De grands cabinets d’experts comptables, comme Grant Thornton, y porte une attention toute particulière : à terme, ce système permettrait – notamment grâce à des certifications possibles – de remplacer les travailleurs en col blanc (notaires, banquiers, assureurs et commissaires aux comptes) dans l’exercice de leur rôle d’intermédiaires, et non d’experts.  A l’avenir, ces technologies permettront des transferts d’actifs, ou bien encore des services de traçabilité, comme pour les produits de luxe. Par exemple, la start-up britannique Everledger utilise ses services de traçabilité dans le business du diamant, pour s’assurer de son exploitation tout au long de son parcours de la mine à la bijouterie. Le succès d’Ethereum et Vitalik Buterin, son développeur de 21 ans, avec ses smart-contracts et sa crypto-monnaie Ether témoigne encore de l’utilité de la Blockchain. Selon les spécialistes co-fondateurs du hub Blockchain France, les avantages de la Blockchain sont la décentralisation (comme le peer to peer) et la désintermédiation.

L’inéluctable évolution des secteurs et les « barbares » du numérique

«Comment les équilibres se modifient-ils face à l’entrée de nouveaux acteurs disruptifs ? Grands groupes et plus petites entreprises doivent faire face à ces nouveaux « barbares » : quelles innovations, quelles stratégies mises en œuvre, quelles nouvelles opportunités ?» Ces questions ont été évoquées lors de deux cessions et on démontrait que de nombreux secteurs – tels que la restauration, le transport, l’immobilier et la construction, la banque et les fintech, la beauté et l’hôtellerie – ont modifié les problématiques relatives à leur tectonique des secteurs.

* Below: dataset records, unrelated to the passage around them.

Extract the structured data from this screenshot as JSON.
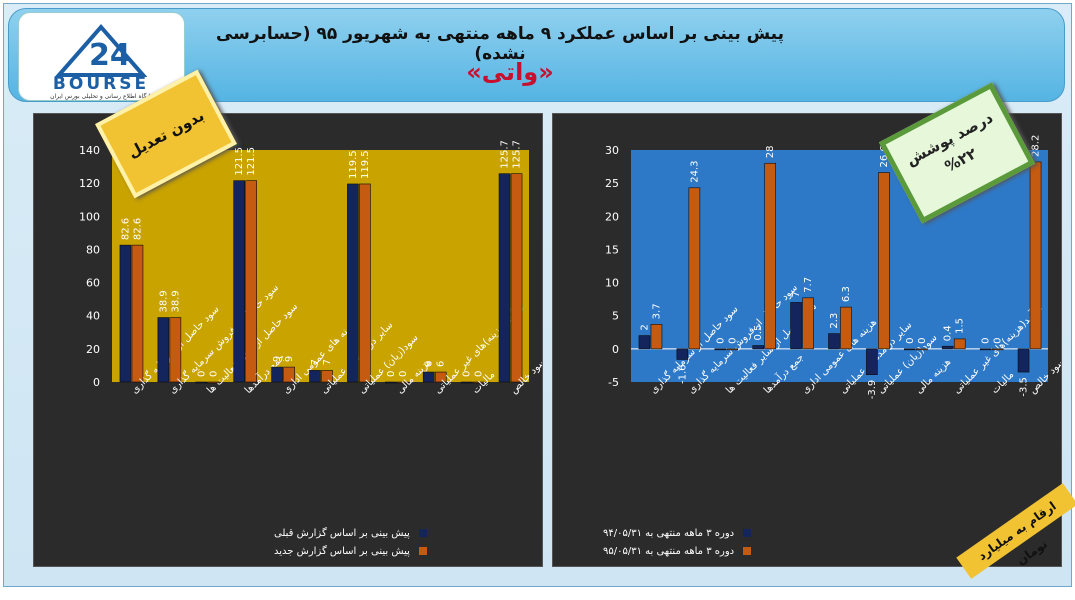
{
  "header": {
    "title": "پیش بینی بر اساس عملکرد ۹ ماهه منتهی به شهریور ۹۵ (حسابرسی نشده)",
    "company": "«واتی»",
    "logo_text": "BOURSE",
    "logo_sub": "پایگاه اطلاع رسانی و تحلیلی بورس ایران"
  },
  "badges": {
    "left": "بدون تعدیل",
    "right_label": "درصد پوشش",
    "right_value": "%۲۲",
    "units": "ارقام به میلیارد تومان"
  },
  "colors": {
    "left_plot_bg": "#c9a300",
    "right_plot_bg": "#2e79c7",
    "series_prev": "#14255e",
    "series_new": "#c55a11",
    "panel_bg": "#2b2b2b"
  },
  "chart_data": [
    {
      "type": "bar",
      "categories": [
        "سود حاصل از سرمایه گذاری",
        "سود حاصل از فروش سرمایه گذاری",
        "سود حاصل از سایر فعالیت ها",
        "جمع درآمدها",
        "هزینه های عمومی اداری",
        "سایر درآمدهای عملیاتی",
        "سود(زیان) عملیاتی",
        "هزینه مالی",
        "درآمد(هزینه)های غیر عملیاتی",
        "مالیات",
        "سود خالص"
      ],
      "series": [
        {
          "name": "پیش بینی بر اساس گزارش قبلی",
          "values": [
            82.6,
            38.9,
            0,
            121.5,
            9,
            7,
            119.5,
            0,
            6,
            0,
            125.7
          ]
        },
        {
          "name": "پیش بینی بر اساس گزارش جدید",
          "values": [
            82.6,
            38.9,
            0,
            121.5,
            9,
            7,
            119.5,
            0,
            6,
            0,
            125.7
          ]
        }
      ],
      "yticks": [
        "0",
        "20",
        "40",
        "60",
        "80",
        "100",
        "120",
        "140"
      ],
      "ylim": [
        0,
        140
      ],
      "grid": false,
      "legend_position": "bottom"
    },
    {
      "type": "bar",
      "categories": [
        "سود حاصل از سرمایه گذاری",
        "سود حاصل از فروش سرمایه گذاری",
        "سود حاصل از سایر فعالیت ها",
        "جمع درآمدها",
        "هزینه های عمومی اداری",
        "سایر درآمدهای عملیاتی",
        "سود(زیان) عملیاتی",
        "هزینه مالی",
        "درآمد(هزینه)های غیر عملیاتی",
        "مالیات",
        "سود خالص"
      ],
      "series": [
        {
          "name": "دوره ۳ ماهه منتهی به ۹۴/۰۵/۳۱",
          "values": [
            2,
            -1.6,
            0,
            0.5,
            7,
            2.3,
            -3.9,
            0,
            0.4,
            0,
            -3.5
          ]
        },
        {
          "name": "دوره ۳ ماهه منتهی به ۹۵/۰۵/۳۱",
          "values": [
            3.7,
            24.3,
            0,
            28,
            7.7,
            6.3,
            26.6,
            0,
            1.5,
            0,
            28.2
          ]
        }
      ],
      "yticks": [
        "-5",
        "0",
        "5",
        "10",
        "15",
        "20",
        "25",
        "30"
      ],
      "ylim": [
        -5,
        30
      ],
      "grid": false,
      "legend_position": "bottom"
    }
  ]
}
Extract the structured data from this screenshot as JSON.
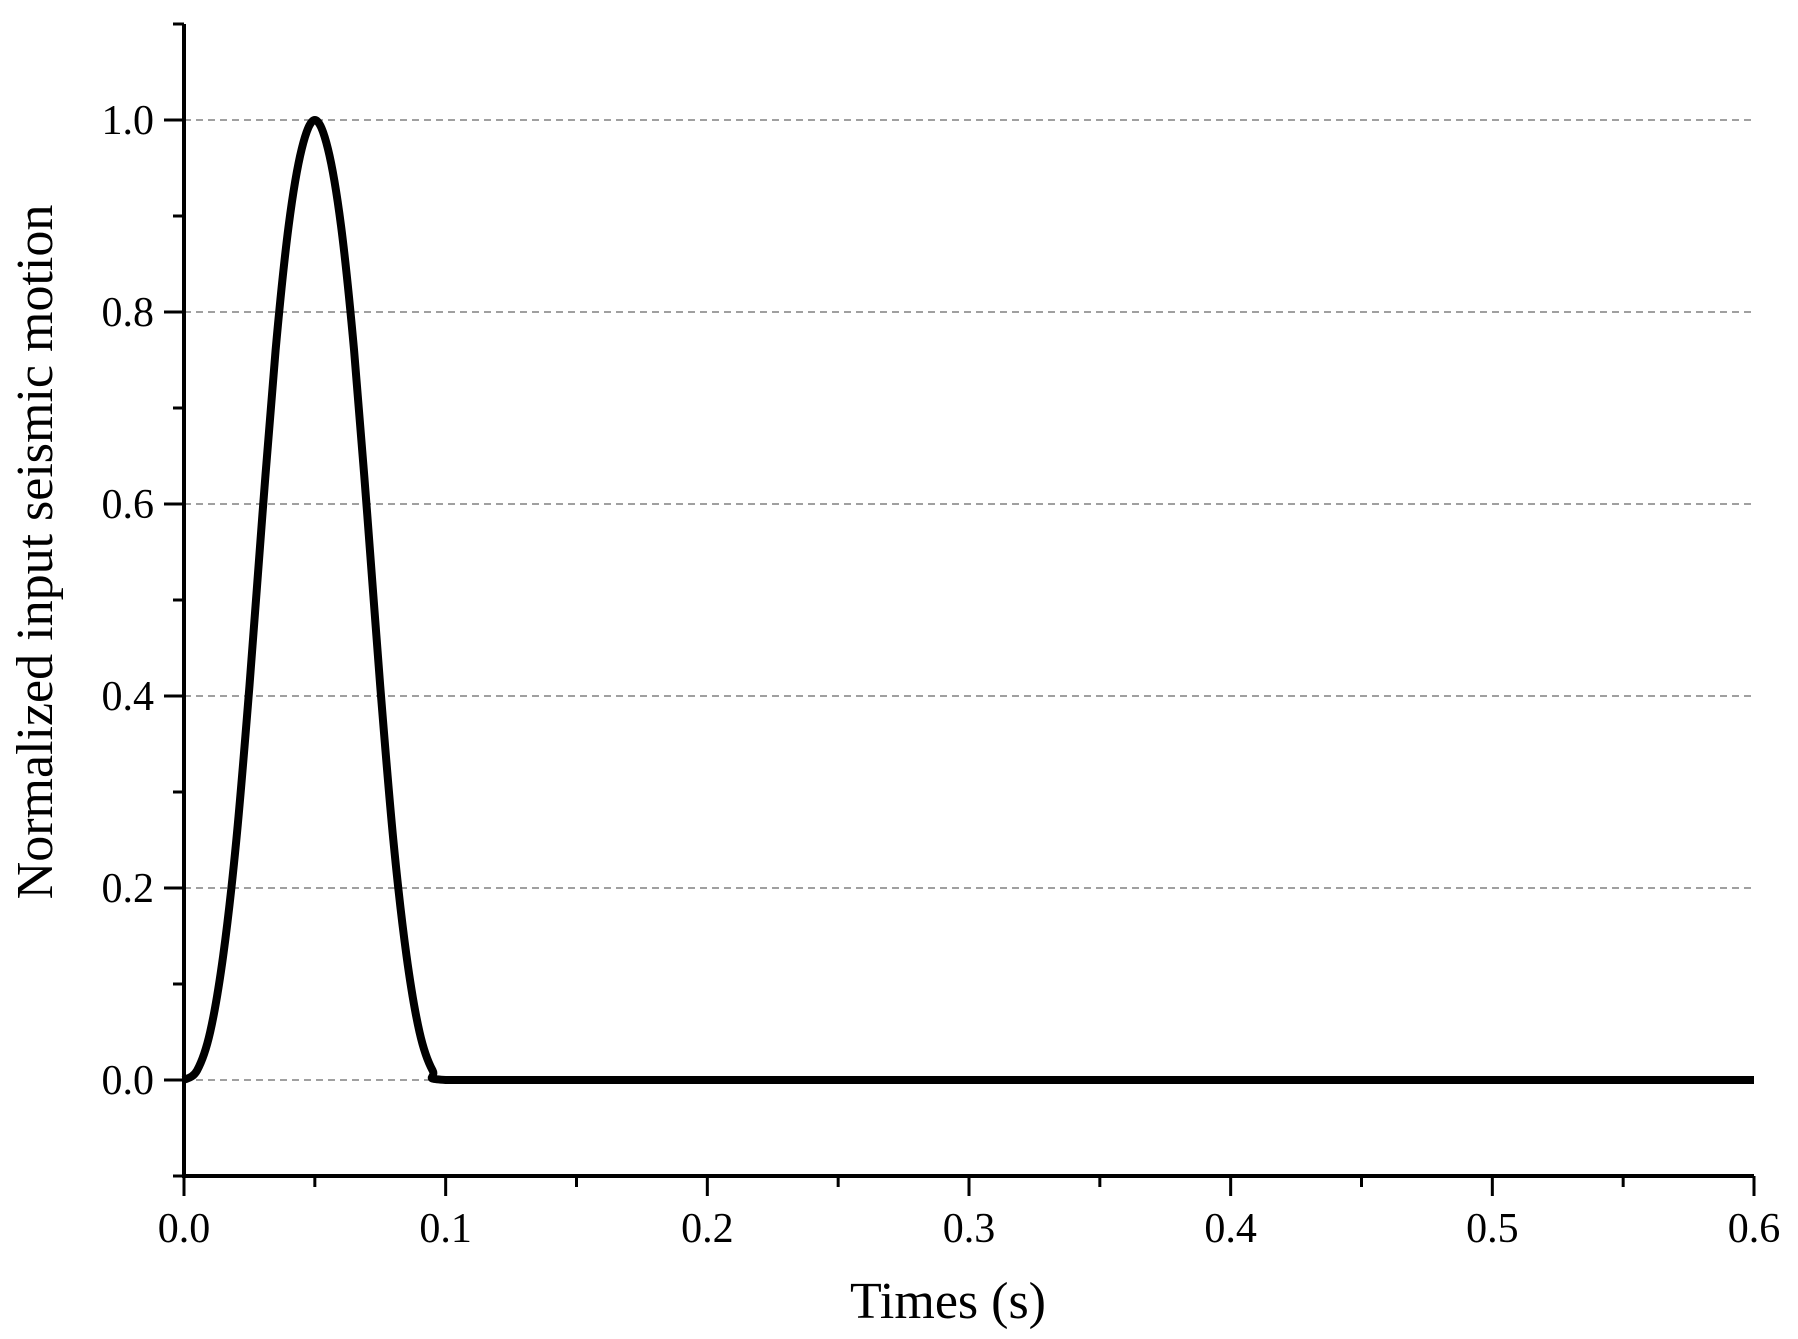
{
  "chart_data": {
    "type": "line",
    "xlabel": "Times (s)",
    "ylabel": "Normalized input seismic motion",
    "xlim": [
      0.0,
      0.6
    ],
    "ylim": [
      -0.1,
      1.1
    ],
    "x_ticks": [
      0.0,
      0.1,
      0.2,
      0.3,
      0.4,
      0.5,
      0.6
    ],
    "x_tick_labels": [
      "0.0",
      "0.1",
      "0.2",
      "0.3",
      "0.4",
      "0.5",
      "0.6"
    ],
    "x_minor_ticks": [
      0.05,
      0.15,
      0.25,
      0.35,
      0.45,
      0.55
    ],
    "y_ticks": [
      0.0,
      0.2,
      0.4,
      0.6,
      0.8,
      1.0
    ],
    "y_tick_labels": [
      "0.0",
      "0.2",
      "0.4",
      "0.6",
      "0.8",
      "1.0"
    ],
    "y_minor_ticks": [
      -0.1,
      0.1,
      0.3,
      0.5,
      0.7,
      0.9,
      1.1
    ],
    "grid": "horizontal dashed at major y ticks",
    "line_color": "#000000",
    "grid_color": "#808080",
    "series": [
      {
        "x": [
          0.0,
          0.005,
          0.01,
          0.015,
          0.02,
          0.025,
          0.03,
          0.035,
          0.04,
          0.045,
          0.05,
          0.055,
          0.06,
          0.065,
          0.07,
          0.075,
          0.08,
          0.085,
          0.09,
          0.095,
          0.1,
          0.15,
          0.2,
          0.25,
          0.3,
          0.35,
          0.4,
          0.45,
          0.5,
          0.55,
          0.6
        ],
        "y": [
          0.0,
          0.01,
          0.05,
          0.13,
          0.25,
          0.41,
          0.59,
          0.76,
          0.89,
          0.97,
          1.0,
          0.97,
          0.89,
          0.76,
          0.59,
          0.41,
          0.25,
          0.13,
          0.05,
          0.01,
          0.0,
          0.0,
          0.0,
          0.0,
          0.0,
          0.0,
          0.0,
          0.0,
          0.0,
          0.0,
          0.0
        ]
      }
    ]
  }
}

Même si ces secteurs diffèrent, leur capacité de résilience est commune. Dans le secteur de la logistique et du transport, l’avènement d’Uber a entraîné deux conséquences majeures: l’apparition d’un nouveau business modèle et celle du taxi low-cost. L’apparition d’Airbnb dans l’hébergement est un autre exemple de ces duels opposant les établis et les nouveaux challengers sur un même secteur. Ainsi, le numérique touche et bouleverse tous les modèles. Dans ces secteurs distincts, une même thématique incite au changement: le fait que les logiques disruptives soient fortes. Dans ces secteurs d’activité, le réseau et le fait d’être connecté avec ses clients ont de plus en plus de valeur.

Ainsi, les entrepreneurs font face à pléthore d’opportunités. In fine, l’actuelle mutation numérique est une immense aubaine pour la création de richesse et l’activité dans tous les secteurs. Riche d’une forte capacité d’innovation, de nombreux talents formés par un système de formation supérieur d’excellent niveau, d’entreprises innovantes à forte croissance et présentant une véritable dynamique de création d’entreprise, la France doit absolument saisir cette chance. Voilà tout l’enjeu actuel auquel cette dernière doit et devra faire face dans les années à venir.